La Russie cible désormais les outils d’intelligence artificielle en tentant des les nourrir avec des campagnes de propagande. Une enquête révèle comment ces modèles relaient et amplifient des récits pro-Kremlin.

Depuis plusieurs années, la Russie développe des stratégies sophistiquées pour influencer l’opinion publique mondiale à travers la désinformation. Après avoir utilisé les réseaux sociaux et les fermes à trolls, le Kremlin s’attaque désormais à une nouvelle cible : les modèles d’intelligence artificielle. Une enquête publiée le 6 mars par la société NewsGuard révèle comment les grandes IA, dont ChatGPT et Grok, sont devenues un terrain de jeu pour la propagande russe.

L’IA, nouvelle cible des campagnes de désinformation

Selon le rapport de NewsGuard, une vaste opération de propagande a produit plus de 3,6 millions d’articles en 2024. Ces contenus, créés par un réseau appelé Pravda, ont fini par être ingérés par plusieurs des plus grands modèles d’IA. L’audit de NewsGuard révèle que ces modèles ont répété des récits de désinformation dans 33,55 % des cas et ont fourni un démenti seulement dans 48,22 % des cas. Pire encore, tous les chatbots étudiés ont relayé des informations issues de la propagande russe, et sept d’entre eux ont même cité directement des articles du réseau Pravda comme sources.

NewsGuard qualifie cette approche de « AI grooming », ou conditionnement de l’IA. Les modèles d’intelligence artificielle puisent de plus en plus des informations en temps réel sur le web. En exploitant cette faille, des sites de propagande au design crédible parviennent à être intégrés dans les réponses des IA, qui ne font pas toujours la distinction entre faits et désinformation.

Un faux site de propagande pendant les élections législatives anticipées. // Source : HarfangLab
Un faux site de propagande pendant les élections législatives anticipées. // Source : HarfangLab

Un exemple frappant cité dans le rapport illustre cette manipulation : une fausse information affirmant que le président ukrainien Volodymyr Zelensky aurait banni Truth Social, le réseau social affilié à Donald Trump. Cette allégation est totalement fausse, puisque Truth Social n’a jamais été disponible en Ukraine. Pourtant, six des dix chatbots analysés ont répété cette affirmation comme un fait avéré, en s’appuyant sur des articles de Pravda. L’un d’eux a même répondu : « Zelensky a interdit Truth Social en Ukraine en raison de publications critiques à son égard. Cette décision semble être une réaction à des contenus jugés hostiles, probablement en lien avec des tensions politiques. »

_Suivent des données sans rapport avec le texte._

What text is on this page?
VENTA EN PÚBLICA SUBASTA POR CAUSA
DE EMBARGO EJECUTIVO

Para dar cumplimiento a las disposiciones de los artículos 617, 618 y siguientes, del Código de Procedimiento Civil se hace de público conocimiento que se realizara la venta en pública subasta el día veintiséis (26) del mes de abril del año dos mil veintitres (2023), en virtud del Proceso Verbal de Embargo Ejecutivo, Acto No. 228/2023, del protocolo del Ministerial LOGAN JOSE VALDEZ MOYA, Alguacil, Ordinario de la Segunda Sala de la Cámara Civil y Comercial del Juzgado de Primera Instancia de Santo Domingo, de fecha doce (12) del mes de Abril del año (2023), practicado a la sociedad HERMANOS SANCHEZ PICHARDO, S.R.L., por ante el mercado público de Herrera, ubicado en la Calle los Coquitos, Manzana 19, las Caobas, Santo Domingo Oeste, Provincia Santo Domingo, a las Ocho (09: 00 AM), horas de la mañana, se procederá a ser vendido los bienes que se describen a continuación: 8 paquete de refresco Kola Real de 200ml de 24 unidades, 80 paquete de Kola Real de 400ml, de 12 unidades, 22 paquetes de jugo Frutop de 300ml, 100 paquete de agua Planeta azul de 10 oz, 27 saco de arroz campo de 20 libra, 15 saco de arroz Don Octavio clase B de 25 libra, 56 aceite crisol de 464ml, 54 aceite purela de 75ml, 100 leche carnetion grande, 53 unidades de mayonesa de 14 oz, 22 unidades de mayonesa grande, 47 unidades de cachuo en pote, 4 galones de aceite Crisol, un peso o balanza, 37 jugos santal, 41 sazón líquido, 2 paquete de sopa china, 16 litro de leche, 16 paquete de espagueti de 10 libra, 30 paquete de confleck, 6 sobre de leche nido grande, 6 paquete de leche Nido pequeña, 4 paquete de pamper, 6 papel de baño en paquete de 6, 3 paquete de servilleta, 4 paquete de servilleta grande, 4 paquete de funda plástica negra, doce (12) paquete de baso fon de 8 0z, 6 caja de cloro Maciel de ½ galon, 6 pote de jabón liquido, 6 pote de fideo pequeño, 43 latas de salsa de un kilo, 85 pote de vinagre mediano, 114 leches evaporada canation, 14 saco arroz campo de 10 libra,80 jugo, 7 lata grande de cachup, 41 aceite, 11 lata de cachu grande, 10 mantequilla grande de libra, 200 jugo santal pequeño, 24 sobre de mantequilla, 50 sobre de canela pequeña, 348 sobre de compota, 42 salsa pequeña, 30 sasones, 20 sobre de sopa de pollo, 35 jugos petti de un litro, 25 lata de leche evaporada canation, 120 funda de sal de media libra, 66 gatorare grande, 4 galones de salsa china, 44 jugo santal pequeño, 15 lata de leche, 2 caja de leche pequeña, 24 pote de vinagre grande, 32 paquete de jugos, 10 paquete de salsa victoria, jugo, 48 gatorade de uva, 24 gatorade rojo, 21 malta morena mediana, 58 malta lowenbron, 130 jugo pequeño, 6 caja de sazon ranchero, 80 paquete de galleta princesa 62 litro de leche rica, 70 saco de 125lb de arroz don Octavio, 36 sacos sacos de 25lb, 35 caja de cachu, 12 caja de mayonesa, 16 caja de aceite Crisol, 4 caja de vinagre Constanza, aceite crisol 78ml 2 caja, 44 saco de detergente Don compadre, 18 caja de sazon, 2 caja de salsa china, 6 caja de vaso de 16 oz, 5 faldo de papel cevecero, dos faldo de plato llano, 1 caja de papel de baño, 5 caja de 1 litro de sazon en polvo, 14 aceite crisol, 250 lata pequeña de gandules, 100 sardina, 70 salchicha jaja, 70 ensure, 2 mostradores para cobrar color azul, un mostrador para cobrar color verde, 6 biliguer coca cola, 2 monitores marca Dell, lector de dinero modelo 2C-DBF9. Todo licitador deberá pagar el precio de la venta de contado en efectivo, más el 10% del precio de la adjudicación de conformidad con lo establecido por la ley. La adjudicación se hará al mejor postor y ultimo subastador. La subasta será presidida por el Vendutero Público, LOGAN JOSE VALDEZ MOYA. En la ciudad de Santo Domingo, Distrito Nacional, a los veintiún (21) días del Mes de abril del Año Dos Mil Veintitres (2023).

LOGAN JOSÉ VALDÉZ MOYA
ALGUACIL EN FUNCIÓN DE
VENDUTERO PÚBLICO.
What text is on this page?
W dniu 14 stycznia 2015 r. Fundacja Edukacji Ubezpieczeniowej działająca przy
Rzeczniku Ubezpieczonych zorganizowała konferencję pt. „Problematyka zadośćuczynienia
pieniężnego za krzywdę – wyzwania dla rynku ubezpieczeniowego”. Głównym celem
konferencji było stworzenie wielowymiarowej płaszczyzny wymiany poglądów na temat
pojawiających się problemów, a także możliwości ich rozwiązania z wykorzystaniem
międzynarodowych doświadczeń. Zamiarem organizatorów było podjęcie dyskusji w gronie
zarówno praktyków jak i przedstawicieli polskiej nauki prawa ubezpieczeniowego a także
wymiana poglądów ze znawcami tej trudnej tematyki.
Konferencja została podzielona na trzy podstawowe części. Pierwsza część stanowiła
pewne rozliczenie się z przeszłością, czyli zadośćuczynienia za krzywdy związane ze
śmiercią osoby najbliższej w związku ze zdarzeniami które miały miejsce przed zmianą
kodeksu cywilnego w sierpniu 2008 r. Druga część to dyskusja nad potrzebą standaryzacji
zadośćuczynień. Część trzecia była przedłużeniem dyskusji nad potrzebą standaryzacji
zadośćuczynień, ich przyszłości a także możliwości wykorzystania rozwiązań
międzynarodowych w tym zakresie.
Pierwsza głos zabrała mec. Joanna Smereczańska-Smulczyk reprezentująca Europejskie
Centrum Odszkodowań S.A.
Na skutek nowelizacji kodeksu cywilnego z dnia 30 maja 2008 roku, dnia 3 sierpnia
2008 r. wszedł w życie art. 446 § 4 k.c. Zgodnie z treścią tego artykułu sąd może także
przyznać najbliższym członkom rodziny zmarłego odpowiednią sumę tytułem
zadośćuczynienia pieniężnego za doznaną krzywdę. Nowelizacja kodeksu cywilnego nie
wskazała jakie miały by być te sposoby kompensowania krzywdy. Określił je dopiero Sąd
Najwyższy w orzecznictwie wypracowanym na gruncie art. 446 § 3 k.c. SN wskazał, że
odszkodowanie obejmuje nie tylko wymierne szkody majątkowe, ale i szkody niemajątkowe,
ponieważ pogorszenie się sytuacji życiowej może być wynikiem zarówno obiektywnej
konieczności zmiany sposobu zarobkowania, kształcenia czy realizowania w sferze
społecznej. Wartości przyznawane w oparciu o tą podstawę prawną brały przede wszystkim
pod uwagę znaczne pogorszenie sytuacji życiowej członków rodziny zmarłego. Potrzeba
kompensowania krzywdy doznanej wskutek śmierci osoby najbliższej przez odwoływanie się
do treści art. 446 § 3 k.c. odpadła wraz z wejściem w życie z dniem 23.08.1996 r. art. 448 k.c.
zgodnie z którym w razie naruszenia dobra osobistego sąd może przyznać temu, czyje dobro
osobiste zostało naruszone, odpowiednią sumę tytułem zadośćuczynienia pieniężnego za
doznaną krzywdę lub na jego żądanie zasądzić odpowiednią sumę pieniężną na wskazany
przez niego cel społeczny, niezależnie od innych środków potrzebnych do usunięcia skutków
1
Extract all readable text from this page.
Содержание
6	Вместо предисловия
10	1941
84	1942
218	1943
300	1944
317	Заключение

Ce cas illustre la manière dont la désinformation peut être assimilée par des modèles d’IA et diffusée à grande échelle.

Un changement des habitudes de consommation de l’information

Derrière cette campagne, on retrouve une entreprise informatique discrète nommée TigerWeb, basée en Crimée occupée par la Russie. Selon les agences de renseignement, le Kremlin s’appuie sur ces sociétés tierces pour nourrir le web et dissumuler l’origine du contenu. TigerWeb partage une adresse IP avec plusieurs sites de propagande, dont certains utilisent l’extension ukrainienne .ua afin de paraître plus crédibles.

Autre problème : la façon dont les utilisateurs accèdent à l’information évolue. Aujourd’hui, plus de 50 % des recherches Google ne génèrent aucun clic vers un site web (zero-click searches). Beaucoup d’internautes se contentent d’un résumé fourni par l’IA plutôt que de consulter un article complet. Google a récemment commencé à intégrer un « mode IA » dans ses résultats de recherche, ce qui renforce cette tendance.

Dans ce contexte, les conseils habituels de vérification de sources deviennent inefficaces. Si une IA résume un article, l’utilisateur n’a plus l’occasion de juger par lui-même de la fiabilité du site source. Or, bien que ces modèles d’IA soient loin d’être parfaits, leur ton affirmatif leur confère une crédibilité perçue plus grande que celle des médias traditionnels. La guerre de l’information ne se joue plus seulement sur les réseaux sociaux : elle se déroule désormais directement dans les modèles d’IA.